Minnesota State Fair Gets Second Kosher Option: French Fries

With less than a month before the State Fair opens its gates to more than a million visitors, one of the old favorites of the fair will now be accessible to kosher-observant Jews.

Fresh French Fries, which was picked by Gourmet Magazine as the Best French Fries in America, has been certified kosher by MSP Kosher. It’s the second stand certified by MSP Kosher, which is supervised by Beth El Synagogue Rabbi Avi Olitzky; last year, Sweet Martha’s Cookies became certified kosher.

“It turns out that for we’ve always done it the right way – I just never knew what the symbol meant,” said owner Dan Wozniak. “Forty-four years and we haven’t changed.”

Wozniak was enthused when Sweet Martha’s announced its kosher status, and Olitzky said he hoped that Fresh French Fries would be next.

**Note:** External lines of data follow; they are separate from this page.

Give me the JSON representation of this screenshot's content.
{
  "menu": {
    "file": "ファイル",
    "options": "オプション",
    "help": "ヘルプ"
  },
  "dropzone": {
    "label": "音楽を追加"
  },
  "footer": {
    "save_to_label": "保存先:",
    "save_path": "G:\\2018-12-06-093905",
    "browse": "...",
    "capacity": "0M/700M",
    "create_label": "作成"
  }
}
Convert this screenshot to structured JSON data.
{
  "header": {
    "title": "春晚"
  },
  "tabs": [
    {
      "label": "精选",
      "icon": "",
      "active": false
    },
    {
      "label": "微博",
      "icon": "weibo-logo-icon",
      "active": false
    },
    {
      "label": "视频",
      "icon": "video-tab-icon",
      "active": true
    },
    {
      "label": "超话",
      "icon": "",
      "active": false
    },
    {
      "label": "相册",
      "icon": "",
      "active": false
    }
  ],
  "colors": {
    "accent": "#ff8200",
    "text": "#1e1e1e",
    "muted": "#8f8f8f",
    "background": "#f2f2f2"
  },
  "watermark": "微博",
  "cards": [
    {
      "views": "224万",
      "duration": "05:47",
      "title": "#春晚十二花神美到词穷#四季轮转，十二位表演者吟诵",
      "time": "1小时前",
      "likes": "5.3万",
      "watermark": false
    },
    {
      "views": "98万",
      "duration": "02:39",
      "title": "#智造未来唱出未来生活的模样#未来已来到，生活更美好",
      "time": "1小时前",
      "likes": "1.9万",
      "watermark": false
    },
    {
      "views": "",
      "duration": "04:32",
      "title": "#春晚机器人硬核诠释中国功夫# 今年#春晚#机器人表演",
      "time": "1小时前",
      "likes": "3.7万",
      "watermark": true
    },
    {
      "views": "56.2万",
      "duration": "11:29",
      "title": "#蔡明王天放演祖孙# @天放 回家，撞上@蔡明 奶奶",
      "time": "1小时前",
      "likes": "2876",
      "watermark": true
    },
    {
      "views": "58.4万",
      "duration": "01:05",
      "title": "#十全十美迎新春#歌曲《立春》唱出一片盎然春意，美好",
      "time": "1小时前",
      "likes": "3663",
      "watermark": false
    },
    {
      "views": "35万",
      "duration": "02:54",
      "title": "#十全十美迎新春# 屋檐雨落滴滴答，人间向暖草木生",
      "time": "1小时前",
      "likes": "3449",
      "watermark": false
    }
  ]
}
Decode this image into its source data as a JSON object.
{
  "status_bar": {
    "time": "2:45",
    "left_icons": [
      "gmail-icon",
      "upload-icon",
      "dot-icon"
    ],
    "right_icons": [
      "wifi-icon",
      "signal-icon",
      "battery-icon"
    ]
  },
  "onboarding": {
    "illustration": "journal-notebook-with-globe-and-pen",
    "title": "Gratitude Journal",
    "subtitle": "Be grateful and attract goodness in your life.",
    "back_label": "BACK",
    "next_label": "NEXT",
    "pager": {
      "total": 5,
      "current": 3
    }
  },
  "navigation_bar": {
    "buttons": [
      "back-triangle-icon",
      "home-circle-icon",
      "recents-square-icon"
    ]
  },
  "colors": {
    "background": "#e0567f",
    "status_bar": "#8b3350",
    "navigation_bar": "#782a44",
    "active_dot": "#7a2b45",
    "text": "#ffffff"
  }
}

“We can reach more clients than before, but I don’t think he’s thinking about the money as much as he is about the community, and having more people being able to eat the fries,” said Shauna Rosen, spokesperson for Fresh French Fries.

There are two Fresh French Fries stands at the State Fairgrounds. One is located across the street from Mighty Midway on the corner of Liggett Street and Carnes Avenue; the other located on the corner of Judson Avenue. and Underwood Street, across the street from the dairy building and haunted house.

“We’re thrilled to continue to expand kosher offerings at the Minnesota State Fair — yet another example that our fair really is the Great Minnesota Get Together,” said Olitzky who added that the fountain drinks will be certified kosher as well.

Olitzky said that, given the process that Wozniak uses, the only question about the Kashrut previously would have been with the fry oil. Wozniak said that others use oil with shortening in it, but he doesn’t – and nothing else has been in the fryers but pure vegetable oil.

All the potatoes come from Hayes Farm in Big Lake, Minn. – there are seven semi-trailers of potatoes totallying about 400,000 pounds. They also go through 3,000 gallons of oil.

The technique of making the fries are unique. Wozniak developed a proprietary process where the potatoes go up a “potato belt,” where the potatoes are washed, peeled sliced and dropped into the oil.

“The beauty of the process and so easy is because it’s a potato fried in oil. That’s it,” Olitzky said. “No batter, no middle man.”